LLM with Agent, Backend or both

📅 Published on September 17, 2024

An agent is essentially just code connected to a large language model (LLM), designed to automate tasks. It’s not some science-fiction villain poised to take over the world unless, of course, a quantum cyberhacking genius manages to break through encryption standards like Post-Quantum Cryptography, AES-256, or SHA-3, and gains control over nuclear drones. In short, this idea is straight out of Hollywood.

That said, when properly configured, agents can display remarkable features such as autonomy, reactivity, proactiveness, social skills, and learning abilities. Pretty impressive, right?

Whether using agents, a backend, or both, the possibilities for automation are limitless. Let’s dive into three scenarios to illustrate the scope of these technologies.

I. LLM + backend

When dealing with AI, the approach varies depending on whether you’re handling interactive or automated systems.

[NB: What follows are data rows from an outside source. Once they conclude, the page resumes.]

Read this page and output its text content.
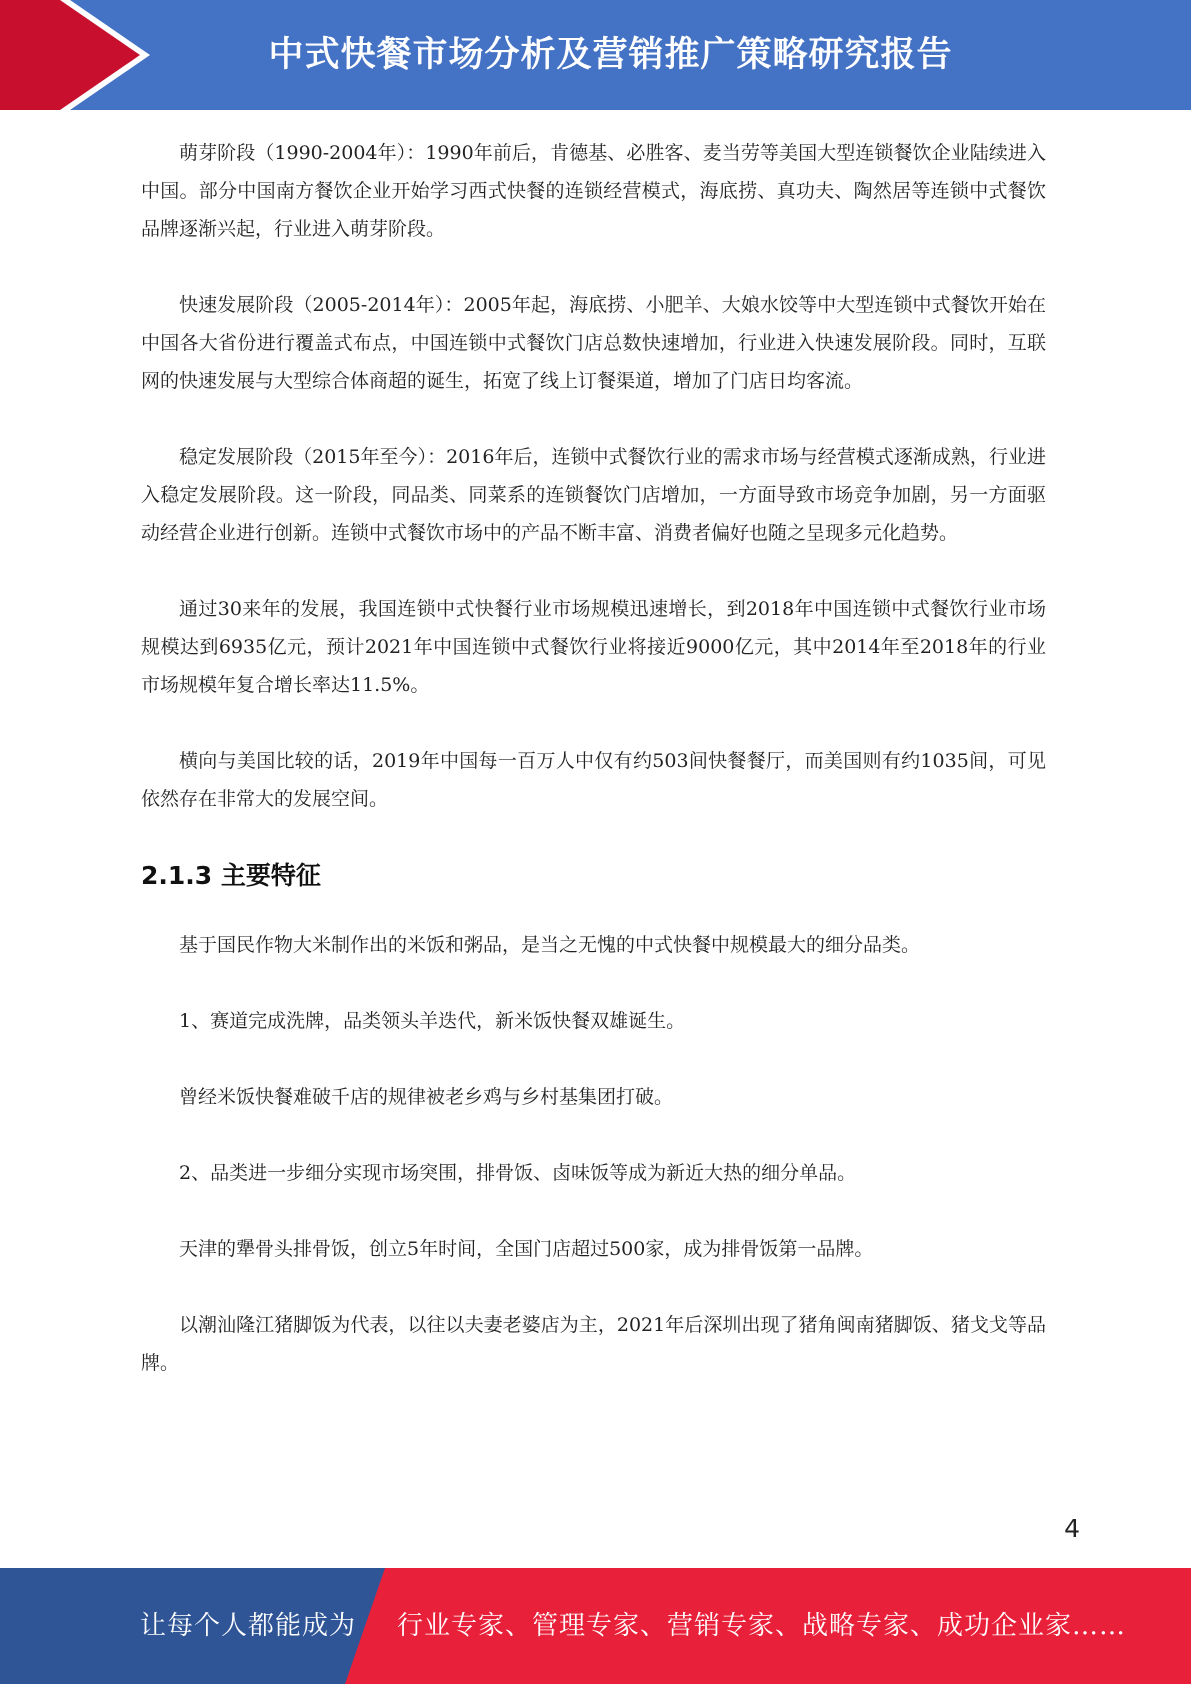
中式快餐市场分析及营销推广策略研究报告

萌芽阶段（1990-2004年）：1990年前后，肯德基、必胜客、麦当劳等美国大型连锁餐饮企业陆续进入中国。部分中国南方餐饮企业开始学习西式快餐的连锁经营模式，海底捞、真功夫、陶然居等连锁中式餐饮品牌逐渐兴起，行业进入萌芽阶段。

快速发展阶段（2005-2014年）：2005年起，海底捞、小肥羊、大娘水饺等中大型连锁中式餐饮开始在中国各大省份进行覆盖式布点，中国连锁中式餐饮门店总数快速增加，行业进入快速发展阶段。同时，互联网的快速发展与大型综合体商超的诞生，拓宽了线上订餐渠道，增加了门店日均客流。

稳定发展阶段（2015年至今）：2016年后，连锁中式餐饮行业的需求市场与经营模式逐渐成熟，行业进入稳定发展阶段。这一阶段，同品类、同菜系的连锁餐饮门店增加，一方面导致市场竞争加剧，另一方面驱动经营企业进行创新。连锁中式餐饮市场中的产品不断丰富、消费者偏好也随之呈现多元化趋势。

通过30来年的发展，我国连锁中式快餐行业市场规模迅速增长，到2018年中国连锁中式餐饮行业市场规模达到6935亿元，预计2021年中国连锁中式餐饮行业将接近9000亿元，其中2014年至2018年的行业市场规模年复合增长率达11.5%。

横向与美国比较的话，2019年中国每一百万人中仅有约503间快餐餐厅，而美国则有约1035间，可见依然存在非常大的发展空间。

2.1.3 主要特征

基于国民作物大米制作出的米饭和粥品，是当之无愧的中式快餐中规模最大的细分品类。

1、赛道完成洗牌，品类领头羊迭代，新米饭快餐双雄诞生。

曾经米饭快餐难破千店的规律被老乡鸡与乡村基集团打破。

2、品类进一步细分实现市场突围，排骨饭、卤味饭等成为新近大热的细分单品。

天津的犟骨头排骨饭，创立5年时间，全国门店超过500家，成为排骨饭第一品牌。

以潮汕隆江猪脚饭为代表，以往以夫妻老婆店为主，2021年后深圳出现了猪角闽南猪脚饭、猪戈戈等品牌。

4
让每个人都能成为 行业专家、管理专家、营销专家、战略专家、成功企业家……
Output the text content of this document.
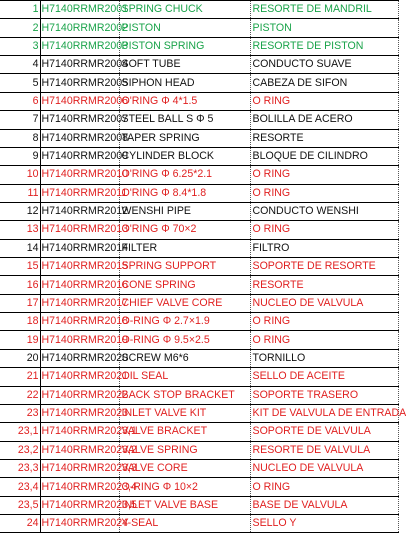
1	H7140RRMR2001	SPRING CHUCK	RESORTE DE MANDRIL
2	H7140RRMR2002	PISTON	PISTON
3	H7140RRMR2003	PISTON SPRING	RESORTE DE PISTON
4	H7140RRMR2004	SOFT TUBE	CONDUCTO SUAVE
5	H7140RRMR2005	SIPHON HEAD	CABEZA DE SIFON
6	H7140RRMR2006	O'RING Φ 4*1.5	O RING
7	H7140RRMR2007	STEEL BALL S Φ 5	BOLILLA DE ACERO
8	H7140RRMR2008	TAPER SPRING	RESORTE
9	H7140RRMR2009	CYLINDER BLOCK	BLOQUE DE CILINDRO
10	H7140RRMR2010	O'RING Φ 6.25*2.1	O RING
11	H7140RRMR2011	O'RING Φ 8.4*1.8	O RING
12	H7140RRMR2012	WENSHI PIPE	CONDUCTO WENSHI
13	H7140RRMR2013	O'RING Φ 70×2	O RING
14	H7140RRMR2014	FILTER	FILTRO
15	H7140RRMR2015	SPRING SUPPORT	SOPORTE DE RESORTE
16	H7140RRMR2016	CONE SPRING	RESORTE
17	H7140RRMR2017	CHIEF VALVE CORE	NUCLEO DE VALVULA
18	H7140RRMR2018	O-RING Φ 2.7×1.9	O RING
19	H7140RRMR2019	O-RING Φ 9.5×2.5	O RING
20	H7140RRMR2020	SCREW M6*6	TORNILLO
21	H7140RRMR2021	OIL SEAL	SELLO DE ACEITE
22	H7140RRMR2022	BACK STOP BRACKET	SOPORTE TRASERO
23	H7140RRMR2023	INLET VALVE KIT	KIT DE VALVULA DE ENTRADA
23,1	H7140RRMR2023,1	VALVE BRACKET	SOPORTE DE VALVULA
23,2	H7140RRMR2023,2	VALVE SPRING	RESORTE DE VALVULA
23,3	H7140RRMR2023,3	VALVE CORE	NUCLEO DE VALVULA
23,4	H7140RRMR2023,4	O-RING Φ 10×2	O RING
23,5	H7140RRMR2023,5	INLET VALVE BASE	BASE DE VALVULA
24	H7140RRMR2024	Y-SEAL	SELLO Y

For instance, in a previous discussion (Chapter 1, Episode 4), we covered analysis strategies in detail.

Once analysis is complete, the data can be transferred to your backend for further processing. Our AI model, Adriana, follows this pattern, with its backend connected to an LLM. The result? It can deliver a final income tax calculation in under 10 questions, showcasing the efficiency of this configuration.

II. LLM + Agent

In this model, the agent takes the lead. It communicates with the LLM, performs analysis, and launches the appropriate tools for the task at hand.

However, this strategy has limitations when it comes to scalability, mainly due to the complexity of managing multiple processes with a single agent. If you need to manage multiple workflows or handle intricate tasks, alternative strategies are worth exploring, such as:

Gemini Google Strategy: Using Chain of Thought (Wei et al., 2022) for step-by-step reasoning
GPT-4, Tree of Thoughts (Yao et al., 2023) for problem-solving frameworks
If you’re particularly advanced, 𝐎𝐩𝐞𝐧𝐀𝐈’𝐬 𝐬𝐭𝐫𝐚𝐭𝐞𝐠𝐲 probably behind OpenAI o1 “Let’s Verify Step by Step” (Lightman et al., 2023) for reasoning through process supervision.
There is also the Mixture of Experts (MoE) 𝐌𝐢𝐬𝐭𝐫𝐚𝐥 𝐬𝐭𝐫𝐚𝐭𝐞𝐠𝐲, where each expert within the model can be fine-tuned independently to create specialized agents. While this method can optimize computational resources during inference (only activating the necessary experts), training and fine-tuning multiple experts still require significant GPU power, particularly for large-scale models.

III. LLM + Agent + backend

Now we’re talking about the strategy we really favor. This setup is highly scalable, effective, and accurate, leveraging the power of both agents and a backend.

Coupled with a Domain-Driven Design (DDD) architecture, this approach allows for a scalable AI solution suitable for complex business use cases. Essentially, it can handle almost anything.

You can also implement a multi-agents environment, where agents communicate and collaborate to complete tasks. However, managing such an environment can become a real GPU gluttony.